"Wołodymyr mi powiedział". Duda o kulisach wizyty Orbana w Rosji

- Ukraina musi znaleźć się przy stole negocjacji, jeżeli jakiekolwiek będą prowadzone. Nie wyobrażam sobie innej sytuacji - powiedział w TVN24 Andrzej Duda.

Prezydent RP Andrzej Duda
Prezydent RP Andrzej Duda
Źródło zdjęć: © PAP | PAP/Radek Pietruszka
Mateusz Dolak

Andrzej Duda bierze udział w jubileuszowym szczycie Sojuszu Północnoatlantyckiego w Waszyngtonie.

Prezydent we wtorek był gościem programu "Fakty po Faktach" w TVN24. W wywiadzie ocenił, że gdyby Polska nie była dziś częścią NATO, a jednocześnie Rosja prowadziła swoją agresywną politykę, to nasz kraj byłby w dużo trudniejszej sytuacji jeśli chodzi o bezpieczeństwo.

Dalsza część artykułu pod materiałem wideo

Zdaniem Dudy, jeśli Rosja zwycięży wojnę na Ukrainie, to Polska będzie zagrożona, podobnie jak wszystkie państwa znajdujące się "w pierwszym zasięgu Rosji". - Jeżeli Ukraina będzie okupowana przez Rosję, jeżeli przegra wojnę, będziemy w pierwszym zasięgu Rosji - powiedział.

- Dzisiaj wielkim naszym zadaniem jest spokojne, konsekwentne budowanie bezpieczeństwa - oświadczył.

Wskazał, że możemy to robić na dwa sposoby. Po pierwsze, modernizując polską armię i utrzymując wydatki na obronność na poziomie ponad 4 proc. PKB, a nawet je zwiększając. Po drugie, mówił Duda, mobilizując sojuszników, żeby NATO się umacniało, prowadziło twardszą politykę wobec Rosji i mocniej pokazywało swoją gotowość.

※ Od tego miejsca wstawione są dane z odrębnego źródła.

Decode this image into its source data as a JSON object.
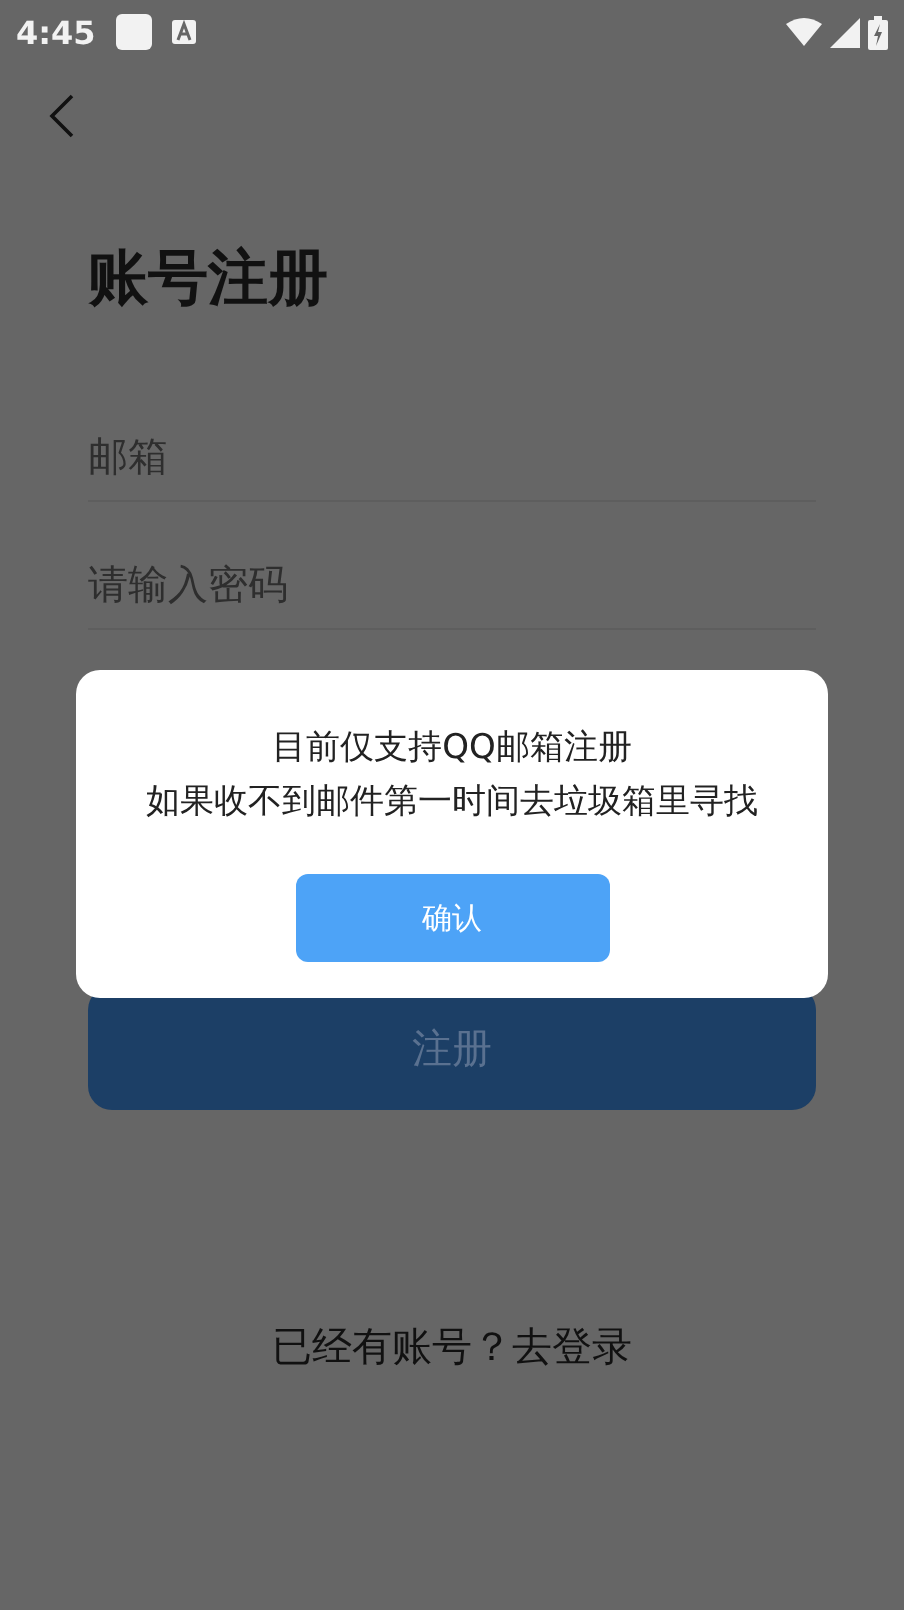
{
  "status_bar": {
    "time": "4:45"
  },
  "title": "账号注册",
  "fields": [
    {
      "placeholder": "邮箱"
    },
    {
      "placeholder": "请输入密码"
    }
  ],
  "register_button": "注册",
  "footer_link": "已经有账号？去登录",
  "dialog": {
    "lines": [
      "目前仅支持QQ邮箱注册",
      "如果收不到邮件第一时间去垃圾箱里寻找"
    ],
    "button": "确认"
  }
}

Prezydent zapewnił, że na szczycie NATO w Waszyngtonie przedstawi w stu procentach stanowisko rządu.

- Stanowisko rządu, które otrzymałem, jest całkowicie zbieżne z prowadzoną przez nas dotychczas polityką. Przez nas, czyli przez Polskę, przez poprzedni rząd, przeze mnie. Myśmy przeanalizowali to stanowisko w szczegółach, nie mam wobec tego stanowiska żadnych wątpliwości - powiedział prezydent.

- Jeśli chodzi o kwestie bezpieczeństwa, co pokazała zresztą ostatnia Rada Bezpieczeństwa Narodowego, która była wczoraj rano, mówimy absolutnie jednym głosem i nie ma co do tego żadnej rozbieżności. Chcę wszystkich uspokoić, tu nie ma żadnego konfliktu - zaznaczył Andrzej Duda.

Jak zastrzegł "jedyna informacja rzeczywiście budząca emocje i wątpliwości, która pojawiła się ostatnio, to to, że gdzieś w resorcie finansów miałby być szykowany pomysł obniżenia wydatków na obronność".

- Na pewno będę się temu sprzeciwiał, gdyby taki pomysł był. Minister obrony do mnie powiedział, że on absolutnie takiej sytuacji nie zaakceptuje i że to by dla niego oznaczało, że on się musi podać do dymisji. Rozumiem, że do takiej sytuacji nie dojdzie. Polacy mogą być pewni, że ja będę tego bardzo pilnował - powiedział prezydent.

"Dwa biegunowe podejścia"

Andrzej Duda odniósł się też do niedawnej wizyty w Kijowie i Moskwie premiera Węgier Viktora Orbana. Duda potwierdził, że Viktor Orban nie uprzedził prezydenta Ukrainy, że wybiera się do Rosji.

Jak powiedział Duda "w sprawach polityki zagranicznej, zwłaszcza jeżeli chodzi o Ukrainę, to Polska i Węgry pod rządami Viktora Orbana to są dzisiaj dwa zupełnie biegunowe podejścia".

- Polska ma jasne, zdecydowane stanowisko od pierwszego dnia, a właściwie, zanim ta agresja rosyjska się zaczęła - stwierdził prezydent i przypomniał warunek, "że strona ukraińska musi być obecna przy negocjacjach pokojowych".

W rozmowie z TVN24 Andrzej Duda pytany był też o bieżące sprawy. Prezydent przyznał, że nie podpisze ustawy o depenalizacji aborcji.